Et l’avantage majeur qui se crée depuis peu, c’est de pouvoir faire face à la pandémie de Covid-19. Les drones permettent la livraison sans contact de produits (repas, courses, achats sur internet). La livraison par drone permettrait aux entreprises d’assurer leurs ventes et une certaine pérennité.
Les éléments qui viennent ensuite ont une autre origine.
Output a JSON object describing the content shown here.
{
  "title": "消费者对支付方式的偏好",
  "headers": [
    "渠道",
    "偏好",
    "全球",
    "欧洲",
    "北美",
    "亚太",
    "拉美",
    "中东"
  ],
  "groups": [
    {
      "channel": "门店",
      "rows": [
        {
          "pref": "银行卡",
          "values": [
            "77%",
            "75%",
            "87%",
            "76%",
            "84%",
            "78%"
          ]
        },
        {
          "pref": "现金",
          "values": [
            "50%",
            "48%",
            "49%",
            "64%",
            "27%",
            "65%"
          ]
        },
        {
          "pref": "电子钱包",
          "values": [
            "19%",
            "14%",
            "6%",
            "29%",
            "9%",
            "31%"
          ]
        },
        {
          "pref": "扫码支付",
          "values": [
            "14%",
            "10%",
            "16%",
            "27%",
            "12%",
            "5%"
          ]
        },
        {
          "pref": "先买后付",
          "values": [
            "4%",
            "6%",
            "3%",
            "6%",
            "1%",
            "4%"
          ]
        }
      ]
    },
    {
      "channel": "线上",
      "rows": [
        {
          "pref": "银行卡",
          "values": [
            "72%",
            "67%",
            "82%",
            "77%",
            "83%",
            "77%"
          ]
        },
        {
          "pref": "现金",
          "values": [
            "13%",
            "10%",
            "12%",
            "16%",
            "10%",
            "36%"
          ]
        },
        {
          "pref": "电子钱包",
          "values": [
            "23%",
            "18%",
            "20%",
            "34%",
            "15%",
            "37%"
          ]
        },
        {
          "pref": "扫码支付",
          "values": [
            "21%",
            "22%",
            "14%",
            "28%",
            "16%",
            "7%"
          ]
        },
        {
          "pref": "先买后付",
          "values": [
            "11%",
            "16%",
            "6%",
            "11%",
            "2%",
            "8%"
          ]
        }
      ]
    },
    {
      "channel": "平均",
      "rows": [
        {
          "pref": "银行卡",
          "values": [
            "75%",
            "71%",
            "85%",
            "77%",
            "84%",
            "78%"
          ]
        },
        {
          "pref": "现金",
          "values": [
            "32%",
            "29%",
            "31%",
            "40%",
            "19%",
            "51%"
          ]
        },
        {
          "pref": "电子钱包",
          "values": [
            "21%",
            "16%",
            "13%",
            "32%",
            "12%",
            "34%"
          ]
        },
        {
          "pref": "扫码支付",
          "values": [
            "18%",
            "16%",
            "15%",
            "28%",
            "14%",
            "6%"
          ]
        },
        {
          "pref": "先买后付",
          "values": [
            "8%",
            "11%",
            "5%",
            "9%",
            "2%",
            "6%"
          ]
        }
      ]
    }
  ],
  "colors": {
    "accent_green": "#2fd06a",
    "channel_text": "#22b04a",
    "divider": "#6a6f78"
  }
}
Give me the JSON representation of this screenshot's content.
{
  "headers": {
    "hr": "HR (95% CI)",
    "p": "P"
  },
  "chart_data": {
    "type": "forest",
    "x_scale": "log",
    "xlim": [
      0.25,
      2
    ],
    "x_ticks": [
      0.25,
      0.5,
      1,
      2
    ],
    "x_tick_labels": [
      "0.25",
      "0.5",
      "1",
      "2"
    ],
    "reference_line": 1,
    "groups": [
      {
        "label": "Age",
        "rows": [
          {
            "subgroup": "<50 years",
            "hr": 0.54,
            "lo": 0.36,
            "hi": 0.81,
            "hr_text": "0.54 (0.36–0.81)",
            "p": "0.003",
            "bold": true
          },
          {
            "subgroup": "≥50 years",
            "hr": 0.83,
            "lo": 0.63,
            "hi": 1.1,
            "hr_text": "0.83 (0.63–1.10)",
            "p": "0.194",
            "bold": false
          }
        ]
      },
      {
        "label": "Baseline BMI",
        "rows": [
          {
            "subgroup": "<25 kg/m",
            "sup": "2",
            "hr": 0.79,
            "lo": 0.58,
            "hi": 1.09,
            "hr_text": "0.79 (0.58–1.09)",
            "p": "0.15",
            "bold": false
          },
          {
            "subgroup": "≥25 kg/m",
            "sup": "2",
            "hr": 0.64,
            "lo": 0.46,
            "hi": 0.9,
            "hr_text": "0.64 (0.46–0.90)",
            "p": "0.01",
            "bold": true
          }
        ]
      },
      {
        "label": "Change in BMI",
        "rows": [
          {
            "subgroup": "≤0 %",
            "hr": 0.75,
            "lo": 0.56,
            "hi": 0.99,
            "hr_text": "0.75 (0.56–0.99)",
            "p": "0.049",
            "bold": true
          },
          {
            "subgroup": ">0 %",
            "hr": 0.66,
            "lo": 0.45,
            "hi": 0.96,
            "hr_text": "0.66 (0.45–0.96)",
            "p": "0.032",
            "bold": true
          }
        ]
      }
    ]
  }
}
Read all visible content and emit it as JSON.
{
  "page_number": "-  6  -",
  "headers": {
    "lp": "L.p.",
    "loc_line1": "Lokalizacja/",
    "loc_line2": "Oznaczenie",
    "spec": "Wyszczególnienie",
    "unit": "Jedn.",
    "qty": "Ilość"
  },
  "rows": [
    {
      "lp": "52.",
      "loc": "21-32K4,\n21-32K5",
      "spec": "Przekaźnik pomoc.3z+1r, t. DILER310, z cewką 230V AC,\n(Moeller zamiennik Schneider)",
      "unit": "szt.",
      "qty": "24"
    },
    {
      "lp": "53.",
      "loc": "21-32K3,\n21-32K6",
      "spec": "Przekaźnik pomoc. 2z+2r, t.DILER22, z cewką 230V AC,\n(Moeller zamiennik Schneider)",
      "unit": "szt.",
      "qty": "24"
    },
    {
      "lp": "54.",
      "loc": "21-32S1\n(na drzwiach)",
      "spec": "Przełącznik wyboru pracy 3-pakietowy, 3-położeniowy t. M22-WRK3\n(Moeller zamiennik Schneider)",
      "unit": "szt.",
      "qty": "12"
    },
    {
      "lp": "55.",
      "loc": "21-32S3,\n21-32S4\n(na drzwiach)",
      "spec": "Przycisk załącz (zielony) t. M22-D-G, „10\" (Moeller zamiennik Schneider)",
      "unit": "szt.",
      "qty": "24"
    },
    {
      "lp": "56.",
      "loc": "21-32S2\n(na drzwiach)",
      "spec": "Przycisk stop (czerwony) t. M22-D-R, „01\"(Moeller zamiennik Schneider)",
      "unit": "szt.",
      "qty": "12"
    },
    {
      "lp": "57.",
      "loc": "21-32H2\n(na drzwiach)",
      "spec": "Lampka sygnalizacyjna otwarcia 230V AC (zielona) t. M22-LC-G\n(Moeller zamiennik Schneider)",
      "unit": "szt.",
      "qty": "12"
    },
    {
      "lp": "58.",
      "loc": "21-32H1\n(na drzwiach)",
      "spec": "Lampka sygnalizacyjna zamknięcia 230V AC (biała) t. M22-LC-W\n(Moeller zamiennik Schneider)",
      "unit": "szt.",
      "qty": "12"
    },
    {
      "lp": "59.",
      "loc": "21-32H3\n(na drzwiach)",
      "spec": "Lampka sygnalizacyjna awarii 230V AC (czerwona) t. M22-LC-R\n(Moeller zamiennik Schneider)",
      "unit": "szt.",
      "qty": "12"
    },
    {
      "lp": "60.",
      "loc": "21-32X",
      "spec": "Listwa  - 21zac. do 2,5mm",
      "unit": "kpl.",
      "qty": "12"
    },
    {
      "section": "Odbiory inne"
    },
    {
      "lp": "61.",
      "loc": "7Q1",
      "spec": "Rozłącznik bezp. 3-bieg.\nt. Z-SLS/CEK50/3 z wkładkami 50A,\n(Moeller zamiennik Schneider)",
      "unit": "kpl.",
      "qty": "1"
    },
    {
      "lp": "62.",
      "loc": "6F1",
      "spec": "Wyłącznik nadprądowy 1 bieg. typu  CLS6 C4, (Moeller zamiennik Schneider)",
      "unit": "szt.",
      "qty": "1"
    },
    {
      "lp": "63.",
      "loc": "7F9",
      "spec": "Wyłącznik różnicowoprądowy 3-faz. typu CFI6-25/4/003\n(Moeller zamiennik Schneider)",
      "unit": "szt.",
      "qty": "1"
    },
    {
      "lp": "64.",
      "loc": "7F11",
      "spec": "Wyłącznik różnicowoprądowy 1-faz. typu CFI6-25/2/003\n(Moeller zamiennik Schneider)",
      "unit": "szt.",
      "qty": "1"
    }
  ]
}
Le début d’une guerre de géants

Les grandes entreprises du monde sont donc très réactives quant à cette innovation. Et aux États-Unis, la guerre de la course aux drones a déjà commencé entre Walmart, un des géants de la distribution américaine et Amazon. 

En effet, le leader du e-commerce Amazon a réussi à obtenir une licence de l’agence fédérale de l’aviation pour tester sa livraison par drone appelée “Prime Air”. L’objectif d’Amazon avec Prime Air serait de permettre au consommateur de passer d’une livraison de 24 heures à une livraison en 30 minutes. C’est un objectif de taille qui appuie et renforce l’un des arguments forts d’Amazon : la rapidité de leurs livraisons. Pour l’instant, Amazon est limité et est autorisée à livrer par drones des colis de moins de 2,3 kilos dans des zones à faible densité de population afin de limiter au maximum les risques encourus. Mais C’est déjà une avancée majeure pour le géant du e-commerce.

Nous avons précédemment parlé du distributeur américain : Walmart, leur projet a été lancé en Caroline du Nord. Pour ses drones, Walmart s’appuie sur la start-up Flytrex et son drone automatisé. Le but étant de pouvoir livrer des produits alimentaires et ménagers dans un premier temps. Ensuite, par le biais d’un partenariat avec Zipline, Walmart souhaite également livrer par drone des produits médicaux dans un rayon de 80 kilomètres en moins d’une heure. Un objectif qui pourrait révolutionner la distribution de médicaments aux personnes à mobilité réduite. 

Enfin, nous terminons au Royaume-Uni avec Tesco, un géant de la grande distribution au Royaume-Uni. L’entreprise a elle aussi commencé, en septembre2020, la livraison par drone. Cette livraison s’effectue pour des clients dans un comté irlandais dans un premier temps. Mais l’objectif de l’entreprise reste bien sûr d’évoluer afin d’atteindre des zones plus vastes et attractives. 

Une innovation à suivre de près

La crise du coronavirus accélère le mouvement de cette livraison de drones, on peut donc considérer que cette innovation a un avenir prometteur pour la livraison. D’autant plus que la livraison par drones vient répondre à une attente de plus en plus importante pour le consommateur : la rapidité.

Néanmoins, ce moyen de transport possède ses limites et ses dangers comme la chute ou la perte de colis ou encore la nuisance sonore causée par un trop grand nombre de drones. Et puis, les drones nécessitent encore d’être améliorés pour accomplir leurs tâches. Il faut par exemple repenser les batteries pour une amélioration de l’autonomie, il faut également multiplier les entrepôts de départ nécessaires par rapport au nombre de drones, etc… Et puis, les contraintes se créent également du côté administratif car les enseignes se doivent de posséder une autorisation de vol afin d’occuper l’espace aérien dans un but commercial. Enfin, deux autres inconvénients sont à noter : la remise en question du métier de livreur puisque ces appareils sont autonomes. Le second inconvénient concerne la taille des produits livrés qui est limitée.

Malgré certains points négatifs soulevés, il s’agit d’une véritable innovation mais il faudra encore s’armer de patience avant de pouvoir se faire livrer n’importe où tous nos produits favoris.